Engle ended with a word of caution that until a full economy of training and education is up and running, the industry and educators must be cautious. He cited a battery manufacturing plant in Georgia that had to “scale back an expansion program because they couldn’t find the training resources.” He continued: “And one project in the West had to bus in people because they couldn’t find enough people locally.”

And while many of the manufacturing jobs will be considered blue-collar, the reality is that many roles in the plants will not be traditional hands-on jobs. Most battery cases, for example, are built without ever being touched by human hands.

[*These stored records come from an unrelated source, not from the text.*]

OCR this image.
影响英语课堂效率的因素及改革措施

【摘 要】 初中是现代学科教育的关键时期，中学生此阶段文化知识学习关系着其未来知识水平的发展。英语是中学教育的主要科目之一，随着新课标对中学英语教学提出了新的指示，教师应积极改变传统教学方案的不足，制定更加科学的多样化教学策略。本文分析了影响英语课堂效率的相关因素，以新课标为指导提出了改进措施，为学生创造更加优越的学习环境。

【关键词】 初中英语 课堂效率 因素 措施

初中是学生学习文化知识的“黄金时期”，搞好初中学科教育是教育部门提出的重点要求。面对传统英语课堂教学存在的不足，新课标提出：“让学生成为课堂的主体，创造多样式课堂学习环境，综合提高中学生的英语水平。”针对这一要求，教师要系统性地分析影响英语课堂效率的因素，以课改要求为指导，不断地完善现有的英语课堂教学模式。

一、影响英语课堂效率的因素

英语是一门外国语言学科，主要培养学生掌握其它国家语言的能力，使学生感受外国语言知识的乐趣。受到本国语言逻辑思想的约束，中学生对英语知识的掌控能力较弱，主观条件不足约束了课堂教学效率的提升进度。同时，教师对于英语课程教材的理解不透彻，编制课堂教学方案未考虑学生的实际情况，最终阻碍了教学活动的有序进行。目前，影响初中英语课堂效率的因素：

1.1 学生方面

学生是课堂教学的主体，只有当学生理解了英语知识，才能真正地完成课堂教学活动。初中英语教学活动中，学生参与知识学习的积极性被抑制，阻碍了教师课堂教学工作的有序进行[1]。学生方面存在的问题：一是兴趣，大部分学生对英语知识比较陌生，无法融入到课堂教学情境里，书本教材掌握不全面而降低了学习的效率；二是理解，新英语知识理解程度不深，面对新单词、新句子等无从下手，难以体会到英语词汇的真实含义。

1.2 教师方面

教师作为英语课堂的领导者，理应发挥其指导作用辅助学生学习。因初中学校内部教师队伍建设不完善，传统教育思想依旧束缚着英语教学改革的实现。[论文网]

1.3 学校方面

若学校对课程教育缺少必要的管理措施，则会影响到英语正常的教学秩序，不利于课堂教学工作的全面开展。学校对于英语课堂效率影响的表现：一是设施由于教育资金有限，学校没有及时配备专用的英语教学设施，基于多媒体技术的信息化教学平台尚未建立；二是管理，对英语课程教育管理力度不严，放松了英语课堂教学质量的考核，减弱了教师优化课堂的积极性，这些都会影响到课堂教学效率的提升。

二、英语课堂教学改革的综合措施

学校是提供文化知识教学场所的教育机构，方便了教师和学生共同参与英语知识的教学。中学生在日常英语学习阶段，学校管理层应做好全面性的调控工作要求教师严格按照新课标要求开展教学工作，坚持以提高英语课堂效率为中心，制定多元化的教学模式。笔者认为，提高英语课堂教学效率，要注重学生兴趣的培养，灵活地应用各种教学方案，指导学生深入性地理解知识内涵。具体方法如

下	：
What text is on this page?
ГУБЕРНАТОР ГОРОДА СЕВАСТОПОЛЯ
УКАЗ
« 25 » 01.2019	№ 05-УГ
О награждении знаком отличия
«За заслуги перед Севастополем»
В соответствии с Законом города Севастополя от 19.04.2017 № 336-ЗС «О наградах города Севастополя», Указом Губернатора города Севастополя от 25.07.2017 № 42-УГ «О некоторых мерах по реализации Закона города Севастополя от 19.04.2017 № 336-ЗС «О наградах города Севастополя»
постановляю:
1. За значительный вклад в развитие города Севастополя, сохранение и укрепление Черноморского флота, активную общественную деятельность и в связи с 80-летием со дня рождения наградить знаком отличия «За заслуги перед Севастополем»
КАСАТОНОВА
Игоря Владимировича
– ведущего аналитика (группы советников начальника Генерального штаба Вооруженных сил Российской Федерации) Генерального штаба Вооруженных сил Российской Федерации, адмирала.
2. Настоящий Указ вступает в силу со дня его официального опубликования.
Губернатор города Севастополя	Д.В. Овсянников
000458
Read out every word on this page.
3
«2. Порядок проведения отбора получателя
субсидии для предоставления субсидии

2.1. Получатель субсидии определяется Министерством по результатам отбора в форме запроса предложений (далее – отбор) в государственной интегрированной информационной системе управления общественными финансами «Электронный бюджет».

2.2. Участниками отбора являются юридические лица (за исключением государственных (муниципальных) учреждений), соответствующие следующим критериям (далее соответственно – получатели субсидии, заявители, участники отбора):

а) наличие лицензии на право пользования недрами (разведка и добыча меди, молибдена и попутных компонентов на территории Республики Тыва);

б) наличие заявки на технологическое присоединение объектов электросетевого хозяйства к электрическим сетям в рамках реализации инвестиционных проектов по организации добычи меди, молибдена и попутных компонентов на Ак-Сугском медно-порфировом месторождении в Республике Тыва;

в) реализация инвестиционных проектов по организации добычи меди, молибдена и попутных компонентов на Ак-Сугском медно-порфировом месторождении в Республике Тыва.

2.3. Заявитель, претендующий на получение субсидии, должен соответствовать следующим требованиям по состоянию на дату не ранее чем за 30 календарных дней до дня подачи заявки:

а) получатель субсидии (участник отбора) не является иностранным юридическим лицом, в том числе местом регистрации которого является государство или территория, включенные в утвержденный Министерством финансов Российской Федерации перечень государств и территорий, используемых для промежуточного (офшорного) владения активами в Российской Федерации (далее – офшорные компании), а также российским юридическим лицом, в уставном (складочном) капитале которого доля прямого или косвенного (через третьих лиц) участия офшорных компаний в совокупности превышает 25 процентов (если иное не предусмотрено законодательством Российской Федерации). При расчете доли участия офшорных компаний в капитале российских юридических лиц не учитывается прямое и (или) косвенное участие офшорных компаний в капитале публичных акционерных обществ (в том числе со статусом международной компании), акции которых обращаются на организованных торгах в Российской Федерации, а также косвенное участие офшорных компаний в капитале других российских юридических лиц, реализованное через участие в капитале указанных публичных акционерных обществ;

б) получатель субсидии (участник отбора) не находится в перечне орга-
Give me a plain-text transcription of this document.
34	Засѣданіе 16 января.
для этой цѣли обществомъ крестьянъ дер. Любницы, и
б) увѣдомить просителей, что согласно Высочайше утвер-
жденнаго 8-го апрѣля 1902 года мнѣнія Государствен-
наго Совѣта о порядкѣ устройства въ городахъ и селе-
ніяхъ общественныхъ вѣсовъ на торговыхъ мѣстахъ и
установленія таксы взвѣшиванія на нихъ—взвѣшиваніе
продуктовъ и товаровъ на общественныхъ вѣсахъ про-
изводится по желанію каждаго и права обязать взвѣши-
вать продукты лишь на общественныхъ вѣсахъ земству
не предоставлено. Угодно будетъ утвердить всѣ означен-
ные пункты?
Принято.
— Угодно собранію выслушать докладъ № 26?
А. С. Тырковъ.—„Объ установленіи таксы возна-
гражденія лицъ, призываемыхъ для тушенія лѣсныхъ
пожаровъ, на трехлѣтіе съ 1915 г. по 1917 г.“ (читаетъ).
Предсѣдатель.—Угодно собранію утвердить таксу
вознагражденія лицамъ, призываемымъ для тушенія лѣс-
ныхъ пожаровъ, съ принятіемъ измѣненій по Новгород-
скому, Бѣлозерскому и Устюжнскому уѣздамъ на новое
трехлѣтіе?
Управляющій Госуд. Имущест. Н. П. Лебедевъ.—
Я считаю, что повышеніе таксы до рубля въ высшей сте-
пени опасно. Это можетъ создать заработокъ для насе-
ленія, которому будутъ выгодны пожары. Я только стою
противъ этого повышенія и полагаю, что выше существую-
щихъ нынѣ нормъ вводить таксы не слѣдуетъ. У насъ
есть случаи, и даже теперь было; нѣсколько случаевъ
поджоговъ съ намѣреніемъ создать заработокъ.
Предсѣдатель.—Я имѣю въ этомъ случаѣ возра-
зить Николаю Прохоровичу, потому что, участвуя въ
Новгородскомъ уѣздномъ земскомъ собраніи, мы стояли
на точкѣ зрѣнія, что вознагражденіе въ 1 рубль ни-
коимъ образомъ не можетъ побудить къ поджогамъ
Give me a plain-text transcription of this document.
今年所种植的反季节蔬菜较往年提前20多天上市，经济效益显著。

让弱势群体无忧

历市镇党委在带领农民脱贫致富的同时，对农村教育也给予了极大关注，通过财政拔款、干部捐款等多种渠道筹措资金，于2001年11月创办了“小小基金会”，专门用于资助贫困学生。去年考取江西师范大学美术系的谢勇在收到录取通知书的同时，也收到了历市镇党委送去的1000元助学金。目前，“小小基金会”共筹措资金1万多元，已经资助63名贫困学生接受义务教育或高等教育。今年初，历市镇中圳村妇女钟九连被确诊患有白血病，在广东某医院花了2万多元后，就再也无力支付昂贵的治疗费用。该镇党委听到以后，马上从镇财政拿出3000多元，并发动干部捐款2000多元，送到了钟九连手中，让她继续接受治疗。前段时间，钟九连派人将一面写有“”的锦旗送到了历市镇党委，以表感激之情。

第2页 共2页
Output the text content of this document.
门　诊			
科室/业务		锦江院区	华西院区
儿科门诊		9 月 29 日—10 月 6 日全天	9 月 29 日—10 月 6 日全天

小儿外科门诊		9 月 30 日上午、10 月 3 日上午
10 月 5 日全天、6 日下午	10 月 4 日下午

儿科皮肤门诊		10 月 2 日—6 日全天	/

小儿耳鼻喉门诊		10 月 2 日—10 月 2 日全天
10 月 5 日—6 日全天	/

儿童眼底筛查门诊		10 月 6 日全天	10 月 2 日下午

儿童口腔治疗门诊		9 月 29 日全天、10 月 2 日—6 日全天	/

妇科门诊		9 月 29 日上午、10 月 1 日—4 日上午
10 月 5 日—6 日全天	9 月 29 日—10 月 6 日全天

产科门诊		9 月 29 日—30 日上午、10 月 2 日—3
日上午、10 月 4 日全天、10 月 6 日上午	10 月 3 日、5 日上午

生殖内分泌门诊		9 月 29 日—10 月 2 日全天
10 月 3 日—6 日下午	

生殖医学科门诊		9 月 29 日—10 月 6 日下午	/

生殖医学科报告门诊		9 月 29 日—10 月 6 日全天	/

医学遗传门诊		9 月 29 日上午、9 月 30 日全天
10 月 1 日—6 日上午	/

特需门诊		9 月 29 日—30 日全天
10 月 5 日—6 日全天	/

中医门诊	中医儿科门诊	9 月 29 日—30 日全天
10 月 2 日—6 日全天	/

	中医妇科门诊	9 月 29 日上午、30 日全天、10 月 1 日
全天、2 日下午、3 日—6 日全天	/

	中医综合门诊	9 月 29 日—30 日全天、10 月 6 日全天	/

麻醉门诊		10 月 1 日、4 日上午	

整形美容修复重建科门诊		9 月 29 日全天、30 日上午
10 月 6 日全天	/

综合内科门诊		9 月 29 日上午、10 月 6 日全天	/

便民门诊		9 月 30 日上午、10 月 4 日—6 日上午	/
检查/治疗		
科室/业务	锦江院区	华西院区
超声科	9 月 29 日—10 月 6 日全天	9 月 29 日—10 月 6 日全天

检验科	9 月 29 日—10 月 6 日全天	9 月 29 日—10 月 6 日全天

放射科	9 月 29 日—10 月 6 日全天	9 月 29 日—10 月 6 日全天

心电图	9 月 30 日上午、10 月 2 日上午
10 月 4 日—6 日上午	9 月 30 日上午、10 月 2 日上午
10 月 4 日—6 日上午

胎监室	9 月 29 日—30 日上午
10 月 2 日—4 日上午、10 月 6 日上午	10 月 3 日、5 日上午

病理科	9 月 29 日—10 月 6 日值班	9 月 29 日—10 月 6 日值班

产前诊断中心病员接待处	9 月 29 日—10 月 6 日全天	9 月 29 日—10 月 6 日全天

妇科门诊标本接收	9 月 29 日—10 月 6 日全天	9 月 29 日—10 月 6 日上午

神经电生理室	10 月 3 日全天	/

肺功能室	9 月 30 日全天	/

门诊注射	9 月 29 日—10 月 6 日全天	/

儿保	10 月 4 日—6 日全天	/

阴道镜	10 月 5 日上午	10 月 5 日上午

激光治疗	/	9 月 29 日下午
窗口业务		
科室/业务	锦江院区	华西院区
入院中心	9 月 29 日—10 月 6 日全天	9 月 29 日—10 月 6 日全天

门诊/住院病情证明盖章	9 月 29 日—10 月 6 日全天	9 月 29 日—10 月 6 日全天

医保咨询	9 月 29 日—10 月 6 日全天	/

Amphenol’s Engle agreed that it’s important that those leading the training and education push acknowledge the nature of the work. “It is not a low-skill industry, it is a moderate- to high-skill industry. And even without a bachelor's or a Ph.D, there are a lot of roles for software programmers, for other application spaces, even things like water control, you know, you're using a lot of water in these plants,” he said. “And you need to have somebody who is basically a hydrologist. So there's a lot of activity here that's associated with manufacturing, that is not just being an electric chemist, not just basically understanding the batteries, but understanding that whole process flow from beginning to end. And the automation and the data acquisition are a huge part of that.”